Moreover, there is no clear line between no-report and deficient-report cases, because the Legislature drew none. To the contrary, the statute treats deficient reports as one type of missing report: “If an expert report has not been served within the period specified by Subsection (a) because elements of the report are found deficient, the court may grant one 30-day extension to the claimant in order to cure the deficiency.”18 By using the plural word “elements,” this statute appears to allow a party to cure a report missing several elements, perhaps even all. So trying to draw a line between deficient and missing reports is like trying to draw a line between “boys” and “people”: the words mean different things, but they cannot be treated differently because one is part of the other.

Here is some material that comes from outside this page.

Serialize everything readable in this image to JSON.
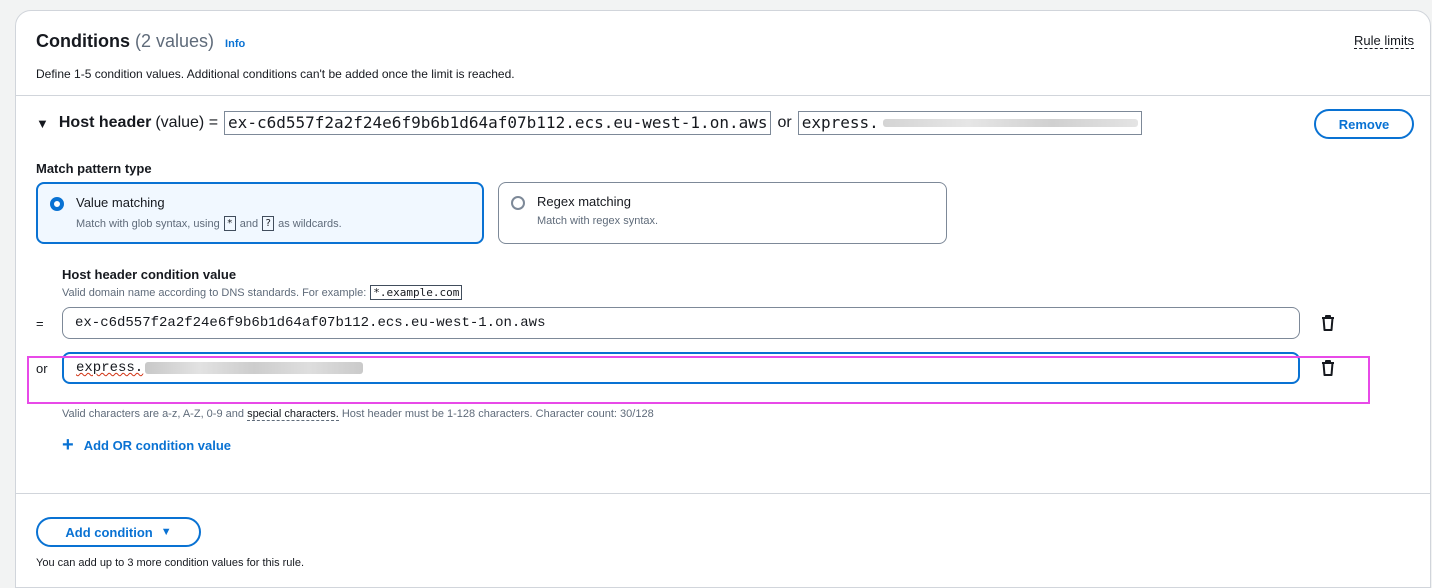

The defendant claims she is not appealing the order of extension but only the order denying her motion to dismiss. But for the reasons noted above the two are “inseparable,” as we stated in Ogletree.19 It is true that both orders in Ogletree were in the same instrument, while the denial of dismissal here was signed almost three months after the extension. But if two orders are inseparable, signing them separately cannot change that result.

And in any event, the plaintiff here served a report during the extension, and the defendant has abandoned any complaint that this report was inadequate. An unchallenged report prevents dismissal,20 so this case can be dismissed only if this *688report should be disregarded because extension was improper. No matter how the defendant characterizes her appeal, she is challenging the extension because she must.

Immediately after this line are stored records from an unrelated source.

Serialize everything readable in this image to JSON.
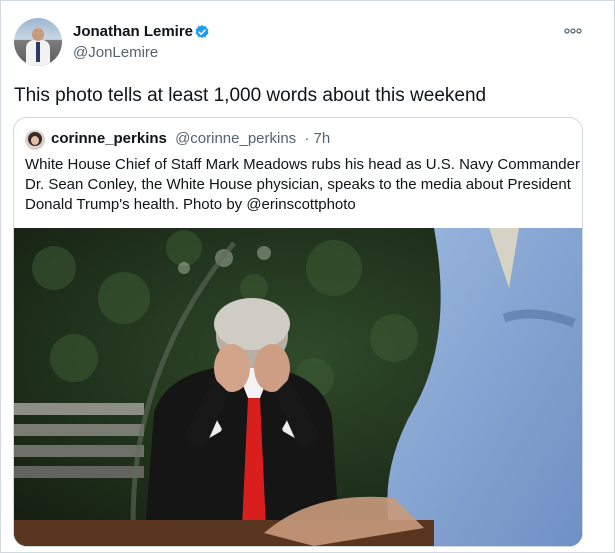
{
  "tweet": {
    "author_name": "Jonathan Lemire",
    "author_handle": "@JonLemire",
    "text": "This photo tells at least 1,000 words about this weekend",
    "verified_icon": "verified-badge-icon",
    "more_icon": "more-options-icon",
    "colors": {
      "verified": "#1d9bf0",
      "secondary_text": "#536471",
      "border": "#cfd9de"
    }
  },
  "quoted": {
    "author_name": "corinne_perkins",
    "author_handle": "@corinne_perkins",
    "time": "· 7h",
    "text_lines": [
      "White House Chief of Staff Mark Meadows rubs his head as U.S. Navy Commander",
      "Dr. Sean Conley, the White House physician, speaks to the media about President",
      "Donald Trump's health. Photo by @erinscottphoto"
    ]
  }
}
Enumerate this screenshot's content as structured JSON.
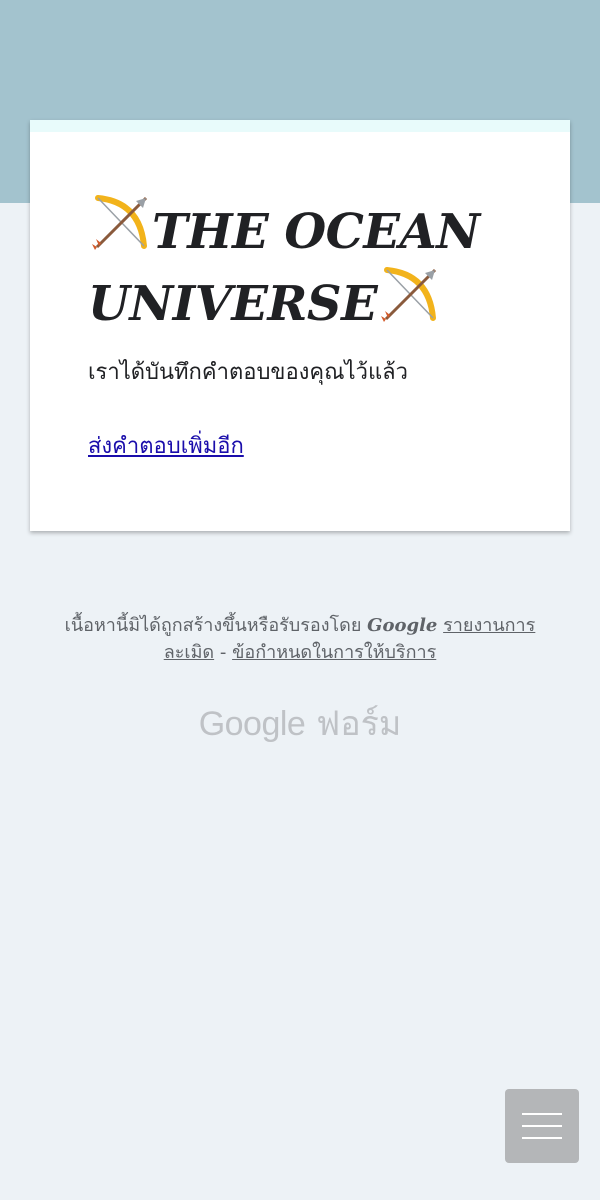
{
  "form": {
    "title_line1": "THE OCEAN",
    "title_line2": "UNIVERSE",
    "title_icon": "bow-and-arrow-icon",
    "confirmation_message": "เราได้บันทึกคำตอบของคุณไว้แล้ว",
    "submit_another_link": "ส่งคำตอบเพิ่มอีก"
  },
  "footer": {
    "disclaimer_prefix": "เนื้อหานี้มิได้ถูกสร้างขึ้นหรือรับรองโดย",
    "brand": "Google",
    "report_abuse": "รายงานการละเมิด",
    "separator": "-",
    "terms": "ข้อกำหนดในการให้บริการ"
  },
  "logo": {
    "google": "Google",
    "product": "ฟอร์ม"
  },
  "colors": {
    "top_band": "#a3c3ce",
    "page_background": "#edf2f6",
    "link": "#1a0dab"
  },
  "menu_button": {
    "icon": "hamburger-menu-icon"
  }
}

The Court is undoubtedly right that denying review here allows the plaintiff and trial court to ignore a procedural requirement the Legislature took great pains to construct. The statute provides that if a report “has not been served” within 120 days, the court “shall” sign an order that “dismisses the claim.”21 Surely most trial judges in Texas would not have granted an extension here, although this case is proof that some would. But if the Legislature wants Texas appellate courts to rein in those few, it must grant them the jurisdiction to do so — rather than expressly denying it as it has done here.

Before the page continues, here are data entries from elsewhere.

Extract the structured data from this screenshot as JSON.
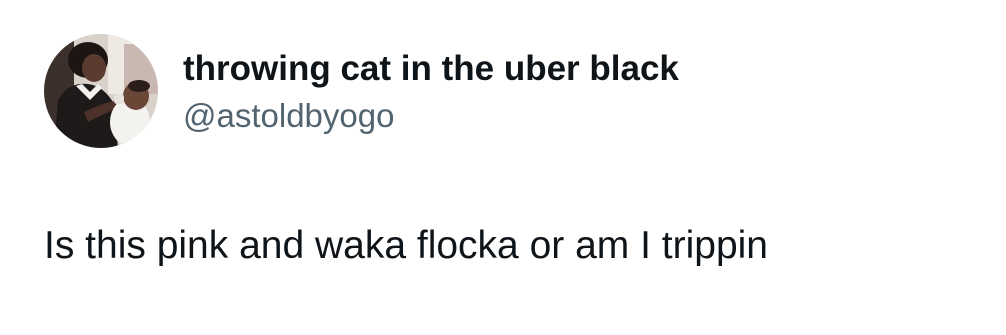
{
  "tweet": {
    "author": {
      "display_name": "throwing cat in the uber black",
      "handle": "@astoldbyogo",
      "avatar_icon": "profile-photo"
    },
    "text": "Is this pink and waka flocka or am I trippin"
  },
  "colors": {
    "background": "#ffffff",
    "primary_text": "#0f1419",
    "secondary_text": "#536471"
  }
}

When a trial court grants an extension, it does not matter whether a deficient report or no report was served; an interlocutory appeal cannot be taken in either case. As the court of appeals did only what the statute says, I would affirm; because the Court holds otherwise, I respectfully dissent.

. Ogletree v. Matthews, 262 S.W.3d 316, 321 (Tex.2007).

. Tex. Civ. Prac. & Rem.Code § 51.014(9).

. See ¿d. § 74.051.

. Dr. Badiga challenged the adequacy of the purported report in the trial court, but made clear in her Reply Brief in the court of appeals that she was "not challenging the adequacy of Plaintiff's expert report through this appeal.”

. —S.W.3d-.

. See Tex. Gov’t Code § 22.225(b) (“Except as provided by Subsection (c) or (d), a judgment of a court of appeals is conclusive on the law and facts, and a petition for review is not allowed to the supreme court, in '... interlocutory appeals that are allowed by law”).

. Lewis v. Funderburk, 253 S.W.3d 204, 206 (Tex.2008); Ogletree v. Matthews, 262 S.W.3d 316, 319 n. 1 (Tex.2007).

. Tex. Civ. Prac. & Rem.Code § 51.014.

. 262 S.W.3d at 321.

. Tex. Gov’t Code § 311.021(2).

. 262 S.W.3d at 321.

. Id. at 320 n. 2.

. Tex Civ. Prac. & Rem.Code § 51.014(9).

. Texas A & M Univ. Sys. v. Koseoglu, 233 S.W.3d 835, 841 (Tex.2007); Bally Total Fitness Corp. v. Jackson, 53 S.W.3d 352, 355 (Tex.2001).

. 274 S.W.3d at 684.

. Id. at 684.

. See Ogletree, 262 S.W.3d at 321 (noting that extensions mean delay of only 30 days, and that reviewing a report’s deficiencies at the same time they were being cured was "an illogical and wasteful result”).

. Tex. Civ. Prac. & Rem.Code § 74.351(c) (emphasis added).

. 262 S.W.3d at 321.

. See id. at 322 (holding order denying dismissal was correct when hospital did not object to adequacy of report).

. Tex. Civ. Prac. & Rbm.Code § 74.351(b).